"Kleiner Perkins used Ellen Pao's many talents for six years, but when it came time to pick who would be the next generation of investing leaders at Kleiner Perkins, Kleiner only picked men," declared attorney Alan Exelrod, representing Pao, in his opening statement to the jury.
However, the company's attorney Lynne Hermle told those present, "There is an entirely different explanation for Ellen Pao’s failure to succeed at Kleiner Perkins," said Hermle in her statement. "She did not have the necessary skills for the job. She did not come close."
In her lawsuit, Pao alleges that after breaking off in 2006 a brief relationship with a junior partner at the firm, her colleague retaliated against her in various ways, including deliberate exclusion from communications and meetings, and that in 2007 a senior partner at the firm gave her drawings and poems with a sexual content, and asked her out to dinner when his wife was out of town, an offer which she declined as inappropriate.
Other examples of sexual discrimination referred to by Pao include being excluded from business events, men engaging in "very offensive sexual talk," and instances of female Junior Partners being asked to take notes at meetings as though they were secretaries. According to Pao, herself and other female Junior Partners at the firm were repeatedly passed over for promotion in favor or less experienced male colleagues.
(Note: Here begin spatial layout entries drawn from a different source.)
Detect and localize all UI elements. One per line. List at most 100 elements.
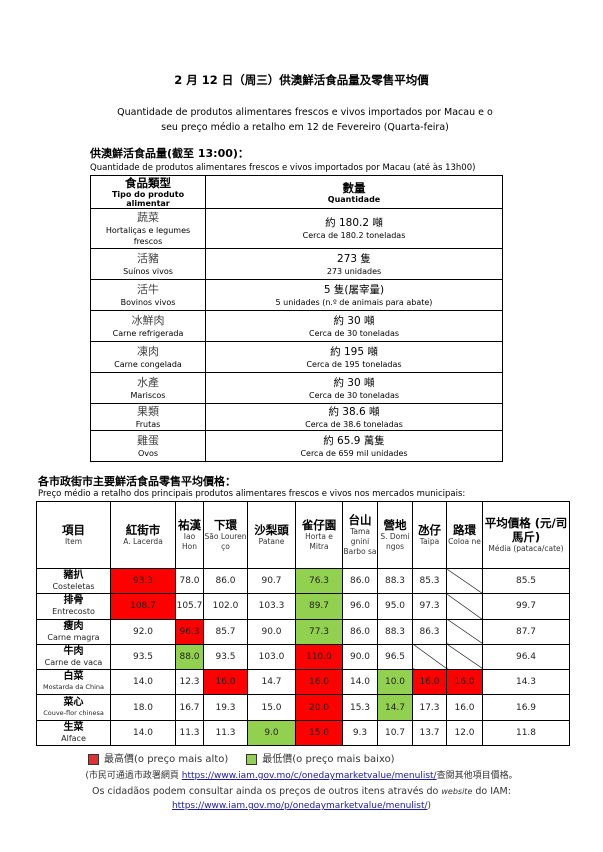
price-cell: 105.7	[175, 593, 204, 620]
food-type: 雞蛋 Ovos	[90, 430, 206, 462]
price-cell: 16.0	[295, 669, 343, 696]
average-price: 16.9	[482, 694, 570, 721]
price-cell: 86.0	[342, 567, 378, 595]
price-cell: 14.0	[110, 719, 176, 747]
price-cell: 16.0	[446, 669, 483, 696]
average-price: 14.3	[482, 669, 570, 696]
price-row: 白菜 Mostarda da China 14.0 12.3 16.0 14.7 16.0 1…	[36, 669, 570, 696]
price-cell: 16.0	[446, 694, 483, 721]
legend-low: 最低價(o preço mais baixo)	[246, 750, 395, 765]
col-header: 雀仔園 Horta e Mitra	[295, 501, 343, 569]
price-cell: 15.3	[342, 694, 378, 721]
price-cell: 85.7	[203, 618, 248, 645]
price-cell: 13.7	[412, 719, 447, 747]
item-name: 豬扒 Costeletas	[36, 567, 111, 595]
price-row: 生菜 Alface 14.0 11.3 11.3 9.0 15.0 9.3 10.7 13.7 12…	[36, 719, 570, 747]
col-type: 食品類型 Tipo do produto alimentar	[90, 175, 206, 209]
price-cell: 16.0	[203, 669, 248, 696]
price-cell: 76.3	[295, 567, 343, 595]
supply-table: 食品類型 Tipo do produto alimentar 數量 Quantida…	[90, 175, 503, 462]
link-pt[interactable]: https://www.iam.gov.mo/p/onedaymarketval…	[171, 801, 428, 811]
price-cell: 19.3	[203, 694, 248, 721]
price-cell: 92.0	[110, 618, 176, 645]
price-cell: 90.7	[247, 567, 296, 595]
price-cell: 95.0	[377, 593, 413, 620]
legend-high: 最高價(o preço mais alto)	[88, 750, 228, 765]
price-cell-na	[446, 618, 483, 645]
price-cell: 93.5	[203, 643, 248, 671]
col-header: 營地 S. Domi ngos	[377, 501, 413, 569]
col-header: 氹仔 Taipa	[412, 501, 447, 569]
col-header: 沙梨頭 Patane	[247, 501, 296, 569]
price-cell: 88.3	[377, 618, 413, 645]
price-cell: 96.0	[342, 593, 378, 620]
col-header: 祐漢 Iao Hon	[175, 501, 204, 569]
supply-row: 活豬 Suínos vivos 273 隻 273 unidades	[90, 248, 503, 280]
footer-note-zh: (市民可通過市政署網頁 https://www.iam.gov.mo/c/one…	[85, 771, 518, 781]
price-cell: 108.7	[110, 593, 176, 620]
price-cell: 97.3	[412, 593, 447, 620]
food-type: 冰鮮肉 Carne refrigerada	[90, 310, 206, 342]
price-cell: 96.5	[377, 643, 413, 671]
price-cell: 14.7	[247, 669, 296, 696]
link-zh[interactable]: https://www.iam.gov.mo/c/onedaymarketval…	[181, 771, 437, 781]
price-cell: 15.0	[295, 719, 343, 747]
price-cell: 10.7	[377, 719, 413, 747]
supply-row: 蔬菜 Hortaliças e legumes frescos 約 180.2 噸…	[90, 208, 503, 249]
price-cell: 103.3	[247, 593, 296, 620]
price-cell: 11.3	[175, 719, 204, 747]
item-name: 白菜 Mostarda da China	[36, 669, 111, 696]
price-row: 菜心 Couve-flor chinesa 18.0 16.7 19.3 15.0 20.0…	[36, 694, 570, 721]
price-cell: 103.0	[247, 643, 296, 671]
item-name: 瘦肉 Carne magra	[36, 618, 111, 645]
food-quantity: 5 隻(屠宰量) 5 unidades (n.º de animais para …	[205, 279, 503, 311]
item-name: 排骨 Entrecosto	[36, 593, 111, 620]
col-header: 紅街市 A. Lacerda	[110, 501, 176, 569]
item-name: 牛肉 Carne de vaca	[36, 643, 111, 671]
average-price: 87.7	[482, 618, 570, 645]
col-header: 項目 Item	[36, 501, 111, 569]
food-type: 凍肉 Carne congelada	[90, 341, 206, 373]
food-type: 水產 Mariscos	[90, 372, 206, 404]
average-price: 11.8	[482, 719, 570, 747]
legend: 最高價(o preço mais alto) 最低價(o preço mais …	[88, 750, 395, 765]
supply-subheading: Quantidade de produtos alimentares fresc…	[90, 163, 476, 173]
price-cell: 17.3	[412, 694, 447, 721]
price-cell: 88.0	[175, 643, 204, 671]
price-cell: 89.7	[295, 593, 343, 620]
price-cell: 20.0	[295, 694, 343, 721]
price-cell: 88.3	[377, 567, 413, 595]
price-row: 豬扒 Costeletas 93.3 78.0 86.0 90.7 76.3 86.0 88.3…	[36, 567, 570, 595]
food-type: 活豬 Suínos vivos	[90, 248, 206, 280]
price-row: 牛肉 Carne de vaca 93.5 88.0 93.5 103.0 110.0 90.…	[36, 643, 570, 671]
price-cell: 90.0	[342, 643, 378, 671]
item-name: 生菜 Alface	[36, 719, 111, 747]
page-title: 2 月 12 日（周三）供澳鮮活食品量及零售平均價	[174, 73, 429, 87]
supply-row: 果類 Frutas 約 38.6 噸 Cerca de 38.6 toneladas	[90, 403, 503, 431]
food-quantity: 約 180.2 噸 Cerca de 180.2 toneladas	[205, 208, 503, 249]
col-header: 平均價格 (元/司馬斤) Média (pataca/cate)	[482, 501, 570, 569]
price-cell-na	[446, 593, 483, 620]
high-swatch	[88, 753, 99, 765]
price-cell: 18.0	[110, 694, 176, 721]
price-cell: 11.3	[203, 719, 248, 747]
food-quantity: 約 30 噸 Cerca de 30 toneladas	[205, 372, 503, 404]
low-swatch	[246, 753, 258, 765]
prices-heading: 各市政街市主要鮮活食品零售平均價格：	[38, 475, 236, 488]
price-cell: 16.0	[412, 669, 447, 696]
price-cell: 86.0	[342, 618, 378, 645]
price-cell: 9.3	[342, 719, 378, 747]
price-cell: 12.3	[175, 669, 204, 696]
food-quantity: 約 38.6 噸 Cerca de 38.6 toneladas	[205, 403, 503, 431]
price-cell: 10.0	[377, 669, 413, 696]
price-cell: 86.3	[412, 618, 447, 645]
supply-row: 活牛 Bovinos vivos 5 隻(屠宰量) 5 unidades (n.º …	[90, 279, 503, 311]
price-cell: 93.3	[110, 567, 176, 595]
price-cell: 96.3	[175, 618, 204, 645]
price-cell: 15.0	[247, 694, 296, 721]
col-header: 台山 Tama gnini Barbo sa	[342, 501, 378, 569]
col-header: 下環 São Louren ço	[203, 501, 248, 569]
price-cell: 85.3	[412, 567, 447, 595]
price-cell: 86.0	[203, 567, 248, 595]
col-header: 路環 Coloa ne	[446, 501, 483, 569]
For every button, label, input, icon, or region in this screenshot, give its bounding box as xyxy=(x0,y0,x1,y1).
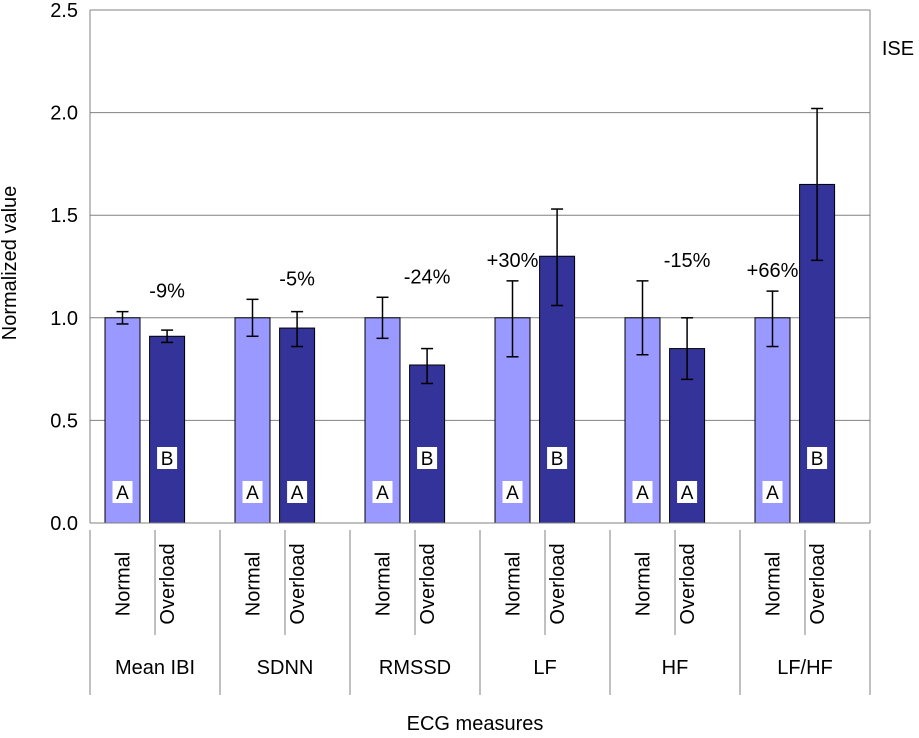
letter-box xyxy=(157,447,178,469)
y-axis-label: Normalized value xyxy=(0,186,21,341)
percent-change-label: -15% xyxy=(664,250,711,272)
group-label: LF/HF xyxy=(777,657,833,679)
significance-letter: A xyxy=(116,483,129,504)
significance-letter: A xyxy=(766,483,779,504)
condition-label: Normal xyxy=(113,552,135,616)
significance-letter: B xyxy=(161,449,174,470)
significance-letter: B xyxy=(811,449,824,470)
condition-label: Overload xyxy=(287,543,309,624)
significance-letter: A xyxy=(506,483,519,504)
group-label: SDNN xyxy=(257,657,314,679)
group-label: RMSSD xyxy=(379,657,451,679)
condition-label: Overload xyxy=(547,543,569,624)
significance-letter: A xyxy=(636,483,649,504)
letter-box xyxy=(112,481,133,503)
y-tick-label: 1.5 xyxy=(50,205,78,227)
ise-annotation: ISE xyxy=(882,38,914,60)
significance-letter: B xyxy=(421,449,434,470)
x-axis-label: ECG measures xyxy=(407,713,544,735)
group-label: LF xyxy=(533,657,556,679)
letter-box xyxy=(372,481,393,503)
letter-box xyxy=(242,481,263,503)
letter-box xyxy=(287,481,308,503)
bars: A B -9% A A -5% A B -24% A B +30% A A -15% A B +66% xyxy=(104,107,836,524)
significance-letter: A xyxy=(681,483,694,504)
bar-overload xyxy=(409,364,446,524)
letter-box xyxy=(677,481,698,503)
percent-change-label: -24% xyxy=(404,266,451,288)
group-label: HF xyxy=(662,657,689,679)
gridlines xyxy=(90,9,870,421)
condition-label: Normal xyxy=(503,552,525,616)
y-tick-label: 0.5 xyxy=(50,410,78,432)
significance-letter: A xyxy=(246,483,259,504)
x-axis-categories: Mean IBI Normal Overload SDNN Normal Overload… xyxy=(89,530,871,695)
condition-label: Overload xyxy=(807,543,829,624)
significance-letter: B xyxy=(551,449,564,470)
letter-box xyxy=(762,481,783,503)
condition-label: Normal xyxy=(373,552,395,616)
percent-change-label: -5% xyxy=(279,268,315,290)
y-tick-label: 1.0 xyxy=(50,308,78,330)
y-tick-label: 2.5 xyxy=(50,0,78,22)
percent-change-label: +30% xyxy=(487,250,539,272)
percent-change-label: -9% xyxy=(149,281,185,303)
condition-label: Normal xyxy=(243,552,265,616)
group-label: Mean IBI xyxy=(115,657,195,679)
axes xyxy=(89,10,871,524)
bar-overload xyxy=(149,335,186,524)
condition-label: Normal xyxy=(633,552,655,616)
condition-label: Overload xyxy=(157,543,179,624)
percent-change-label: +66% xyxy=(747,260,799,282)
significance-letter: A xyxy=(376,483,389,504)
condition-label: Overload xyxy=(417,543,439,624)
y-axis-ticks: 0.0 0.5 1.0 1.5 2.0 2.5 xyxy=(50,0,78,535)
letter-box xyxy=(547,447,568,469)
condition-label: Normal xyxy=(763,552,785,616)
y-tick-label: 2.0 xyxy=(50,103,78,125)
letter-box xyxy=(417,447,438,469)
letter-box xyxy=(502,481,523,503)
letter-box xyxy=(632,481,653,503)
condition-label: Overload xyxy=(677,543,699,624)
significance-letter: A xyxy=(291,483,304,504)
letter-box xyxy=(807,447,828,469)
y-tick-label: 0.0 xyxy=(50,513,78,535)
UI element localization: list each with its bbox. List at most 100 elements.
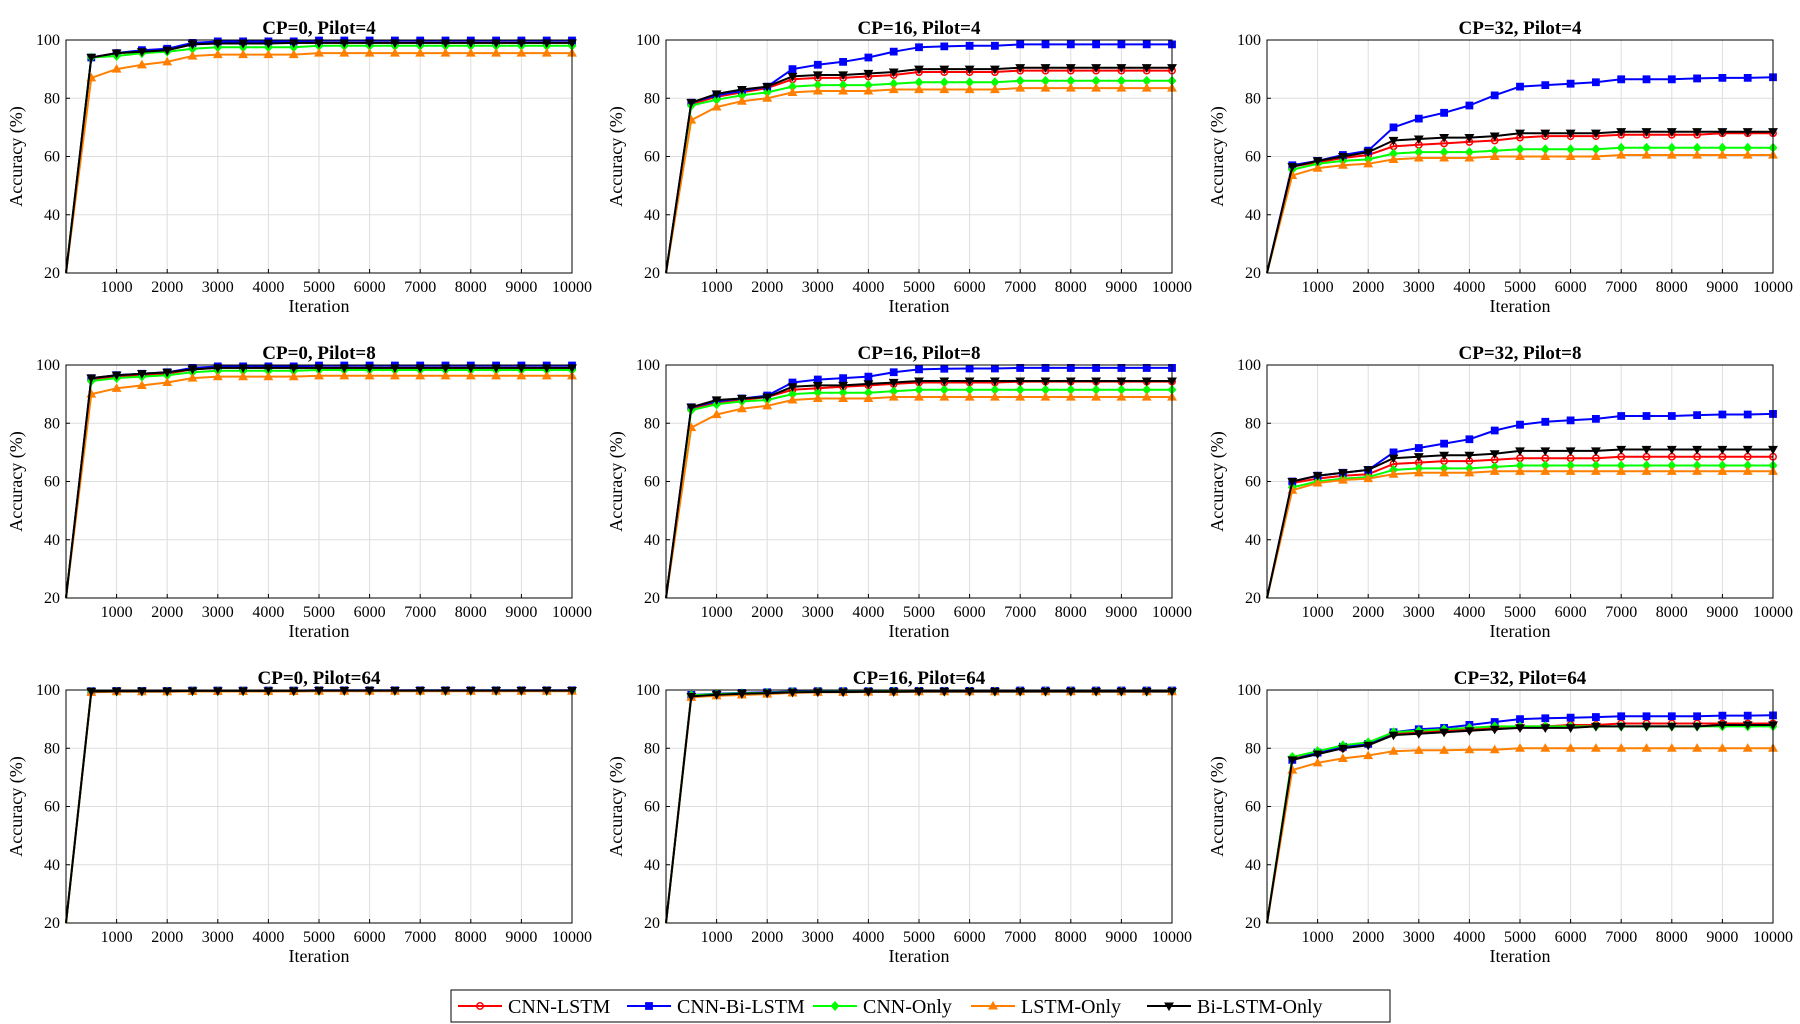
- data-point: [1515, 466, 1525, 475]
- data-point: [889, 47, 898, 56]
- legend-label: CNN-Only: [863, 996, 952, 1018]
- data-point: [187, 365, 198, 375]
- data-point: [1464, 467, 1475, 477]
- data-point: [1616, 445, 1627, 455]
- data-point: [187, 50, 198, 60]
- data-point: [1565, 743, 1576, 752]
- data-point: [364, 370, 375, 380]
- data-point: [1413, 730, 1424, 739]
- data-point: [1718, 73, 1727, 82]
- data-point: [1641, 466, 1652, 475]
- x-tick-label: 9000: [505, 279, 537, 296]
- data-point: [991, 364, 999, 373]
- x-tick-label: 7000: [1605, 929, 1637, 946]
- data-point: [1642, 75, 1651, 84]
- x-tick-label: 10000: [1152, 604, 1192, 621]
- y-tick-label: 60: [644, 149, 660, 166]
- data-point: [1337, 474, 1348, 484]
- data-point: [1389, 123, 1398, 132]
- data-point: [1742, 149, 1753, 159]
- data-point: [838, 688, 849, 698]
- data-point: [1641, 149, 1652, 159]
- data-point: [111, 64, 122, 73]
- chart-title: CP=0, Pilot=4: [262, 18, 376, 39]
- x-tick-label: 3000: [1403, 929, 1435, 946]
- data-point: [440, 370, 451, 380]
- y-tick-label: 80: [44, 415, 60, 432]
- x-tick-label: 6000: [354, 929, 386, 946]
- data-point: [1041, 40, 1050, 49]
- data-point: [762, 83, 773, 92]
- data-point: [762, 400, 773, 410]
- data-point: [1464, 451, 1475, 461]
- data-point: [711, 396, 722, 406]
- legend-label: Bi-LSTM-Only: [1197, 996, 1323, 1018]
- data-point: [1141, 391, 1152, 401]
- x-tick-label: 8000: [1055, 929, 1087, 946]
- x-tick-label: 10000: [1753, 279, 1793, 296]
- x-tick-label: 1000: [1302, 604, 1334, 621]
- data-point: [111, 371, 122, 381]
- x-tick-label: 2000: [751, 929, 783, 946]
- data-point: [686, 403, 697, 413]
- data-point: [339, 687, 350, 696]
- legend-item-cnn-bi-lstm: CNN-Bi-LSTM: [627, 996, 805, 1018]
- chart-panel-5: 1000 2000 3000 4000 5000 6000 7000 8000 9000 1000…: [606, 343, 1192, 641]
- x-tick-label: 6000: [954, 604, 986, 621]
- y-tick-label: 20: [644, 590, 660, 607]
- data-point: [1717, 743, 1728, 752]
- data-point: [1515, 151, 1525, 161]
- data-point: [1642, 712, 1651, 721]
- x-tick-label: 7000: [404, 279, 436, 296]
- data-point: [491, 370, 502, 380]
- data-point: [1666, 445, 1677, 455]
- data-point: [1439, 745, 1450, 754]
- data-point: [711, 691, 722, 700]
- y-tick-label: 100: [36, 32, 60, 49]
- data-point: [1718, 410, 1727, 419]
- data-point: [1015, 64, 1026, 73]
- chart-title: CP=16, Pilot=4: [858, 18, 981, 39]
- x-tick-label: 3000: [802, 929, 834, 946]
- data-point: [1116, 64, 1127, 73]
- data-point: [1717, 721, 1728, 731]
- data-point: [339, 370, 350, 380]
- data-point: [1141, 64, 1152, 73]
- x-tick-label: 7000: [1605, 279, 1637, 296]
- data-point: [1590, 129, 1601, 139]
- data-point: [863, 85, 874, 95]
- data-point: [889, 368, 898, 377]
- x-tick-label: 4000: [1453, 604, 1485, 621]
- data-point: [1742, 128, 1753, 137]
- data-point: [711, 101, 722, 111]
- data-point: [440, 48, 451, 57]
- x-tick-label: 1000: [101, 929, 133, 946]
- data-point: [1717, 128, 1728, 137]
- data-point: [787, 72, 798, 82]
- data-point: [1117, 40, 1126, 49]
- data-point: [238, 49, 249, 59]
- x-tick-label: 3000: [202, 279, 234, 296]
- data-point: [787, 394, 798, 404]
- x-axis-label: Iteration: [289, 946, 350, 966]
- data-point: [736, 85, 747, 95]
- data-point: [1439, 134, 1450, 143]
- chart-title: CP=0, Pilot=64: [258, 668, 381, 689]
- data-point: [1040, 391, 1051, 401]
- data-point: [1743, 73, 1752, 82]
- data-point: [1439, 451, 1450, 461]
- x-tick-label: 8000: [455, 929, 487, 946]
- data-point: [939, 377, 950, 387]
- data-point: [1091, 82, 1102, 92]
- chart-panel-2: 1000 2000 3000 4000 5000 6000 7000 8000 9000 1000…: [606, 18, 1192, 316]
- y-tick-label: 20: [644, 915, 660, 932]
- data-point: [1566, 79, 1575, 88]
- data-point: [136, 59, 147, 69]
- x-axis-label: Iteration: [1490, 296, 1551, 316]
- y-tick-label: 80: [1245, 415, 1261, 432]
- data-point: [940, 42, 949, 51]
- y-tick-label: 60: [1245, 799, 1261, 816]
- data-point: [1666, 743, 1677, 752]
- data-point: [1490, 426, 1499, 435]
- data-point: [1413, 745, 1424, 754]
Pao is seeking $16 million in damages, a sum which Kleinier Perkins wants to limit by arguing that Pao, who is currently CEO of Reddit, has done well financially since being fired by the company in 2012, six months after filing the lawsuit.
The case has drawn widespread attention, as it draws on longstanding allegations of a lack of diversity in high technology companies and venture capital firms. A report from the Diana Project published in 2014 found that the proportion of female partners in venture capital firms had declined from ten percent in 1999 to six percent last year, with 139 at the time of the report's publishing.
According to a report published last year by the law firm Fenwick and West on gender diversity in Silicon Valley, 11 percent of executives at the top 150 Silicon Valley companies were women, compared to 16 percent of executives at companies in Standard and Poor's 100 Index.